Steve Jobs wins posthumous Grammy, accepted by Apple iTunes chief Eddy Cue
The National Academy of Recording Arts & Sciences awards its Grammy Trustees Award every year to "individuals who, during their careers in music, have made significant contributions, other than performance, to the field of recording." Past recipients include Walt Disney and Dick Clark.
Jobs was recognized on Saturday as part of the Grammy Special Merit Awards, winning a trustee award for his part in creating the iPod and iTunes, and the effect both have had on the music industry.
Cue, accepting the award for Jobs, said people first questioned why Apple would make a music player when the first iPod was unveiled in 2001. He said that Apple chose to make the iPod because they loved music, and Jobs believed it's always good to do something you love.

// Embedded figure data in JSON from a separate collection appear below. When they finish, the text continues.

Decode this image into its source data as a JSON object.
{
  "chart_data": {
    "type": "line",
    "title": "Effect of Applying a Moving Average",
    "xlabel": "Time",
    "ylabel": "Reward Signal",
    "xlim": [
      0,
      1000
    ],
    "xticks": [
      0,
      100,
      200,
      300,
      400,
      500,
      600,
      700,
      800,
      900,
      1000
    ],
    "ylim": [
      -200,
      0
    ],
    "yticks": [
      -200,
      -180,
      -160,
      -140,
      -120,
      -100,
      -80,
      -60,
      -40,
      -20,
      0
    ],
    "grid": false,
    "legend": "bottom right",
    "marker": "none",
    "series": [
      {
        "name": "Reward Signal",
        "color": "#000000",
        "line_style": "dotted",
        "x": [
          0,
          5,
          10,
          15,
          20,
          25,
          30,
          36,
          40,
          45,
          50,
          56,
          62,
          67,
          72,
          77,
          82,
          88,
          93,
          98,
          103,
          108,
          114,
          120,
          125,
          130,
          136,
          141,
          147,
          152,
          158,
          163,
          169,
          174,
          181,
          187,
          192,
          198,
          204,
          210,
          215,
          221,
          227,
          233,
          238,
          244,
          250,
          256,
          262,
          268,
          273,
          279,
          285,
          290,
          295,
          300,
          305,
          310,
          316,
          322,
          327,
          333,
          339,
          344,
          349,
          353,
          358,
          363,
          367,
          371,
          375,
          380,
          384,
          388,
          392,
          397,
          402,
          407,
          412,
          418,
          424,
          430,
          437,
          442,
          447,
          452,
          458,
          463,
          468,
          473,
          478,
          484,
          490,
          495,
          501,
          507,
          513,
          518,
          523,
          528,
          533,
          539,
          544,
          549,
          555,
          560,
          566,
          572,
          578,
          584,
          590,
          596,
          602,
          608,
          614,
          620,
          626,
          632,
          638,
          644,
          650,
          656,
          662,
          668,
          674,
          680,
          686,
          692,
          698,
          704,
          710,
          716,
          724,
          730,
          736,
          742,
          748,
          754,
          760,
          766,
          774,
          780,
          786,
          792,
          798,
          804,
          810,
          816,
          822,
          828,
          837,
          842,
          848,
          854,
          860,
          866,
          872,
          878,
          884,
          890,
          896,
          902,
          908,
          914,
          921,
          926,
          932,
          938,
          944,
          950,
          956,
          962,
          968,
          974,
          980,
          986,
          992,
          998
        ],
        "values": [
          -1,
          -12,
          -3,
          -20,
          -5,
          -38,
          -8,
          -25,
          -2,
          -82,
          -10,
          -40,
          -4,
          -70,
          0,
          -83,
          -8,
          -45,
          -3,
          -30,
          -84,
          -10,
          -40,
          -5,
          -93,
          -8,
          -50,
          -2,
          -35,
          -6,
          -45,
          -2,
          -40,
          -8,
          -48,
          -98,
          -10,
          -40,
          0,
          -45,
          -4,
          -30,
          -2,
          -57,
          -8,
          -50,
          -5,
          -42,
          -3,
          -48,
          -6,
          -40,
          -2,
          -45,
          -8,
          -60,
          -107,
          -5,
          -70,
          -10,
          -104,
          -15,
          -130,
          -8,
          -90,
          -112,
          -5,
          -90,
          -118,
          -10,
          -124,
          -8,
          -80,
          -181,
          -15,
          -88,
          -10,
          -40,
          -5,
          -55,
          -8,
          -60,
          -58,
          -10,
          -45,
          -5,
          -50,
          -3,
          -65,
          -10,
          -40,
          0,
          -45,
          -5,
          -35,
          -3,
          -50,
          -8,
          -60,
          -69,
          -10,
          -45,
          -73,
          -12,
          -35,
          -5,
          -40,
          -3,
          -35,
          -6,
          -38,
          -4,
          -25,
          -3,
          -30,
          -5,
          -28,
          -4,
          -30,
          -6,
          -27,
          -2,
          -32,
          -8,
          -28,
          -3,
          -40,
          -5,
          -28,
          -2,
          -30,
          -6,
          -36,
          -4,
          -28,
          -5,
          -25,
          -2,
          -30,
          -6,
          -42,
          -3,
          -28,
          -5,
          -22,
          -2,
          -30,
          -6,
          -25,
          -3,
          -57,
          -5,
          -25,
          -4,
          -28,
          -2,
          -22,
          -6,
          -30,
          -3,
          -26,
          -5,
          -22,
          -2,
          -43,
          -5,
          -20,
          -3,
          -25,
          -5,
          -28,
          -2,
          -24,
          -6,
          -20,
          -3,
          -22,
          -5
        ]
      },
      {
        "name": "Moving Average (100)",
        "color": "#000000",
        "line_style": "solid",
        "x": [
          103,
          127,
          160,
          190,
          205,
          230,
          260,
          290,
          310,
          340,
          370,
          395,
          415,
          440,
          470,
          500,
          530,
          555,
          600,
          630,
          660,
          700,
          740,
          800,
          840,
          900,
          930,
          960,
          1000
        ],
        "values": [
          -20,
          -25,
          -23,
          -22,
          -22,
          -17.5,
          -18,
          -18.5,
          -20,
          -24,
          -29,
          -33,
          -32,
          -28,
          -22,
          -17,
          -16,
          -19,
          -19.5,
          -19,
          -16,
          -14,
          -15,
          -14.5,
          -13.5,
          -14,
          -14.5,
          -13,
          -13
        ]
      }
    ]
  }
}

"Steve was a visionary, a mentor, and a very close friend," Cue said. "I had the incredible honor of working with him for the last 15 years. Accepting this award means so much to me, because music meant so much to him."
Jobs won the award along with Dave Bartholomew, a prominent New Orleans band leader and arranger, and Rudy Van Gelder, an American recording engineer specializing in jazz.
That Jobs was awarded the Grammy was first announced in December, but the statue was not officially handed over until Saturday. A formal acknowledgement will be made during the Grammy Awards telecast Sunday evening.
The award is the second Grammy given to Jobs. Apple won a technical Grammy award in 2002.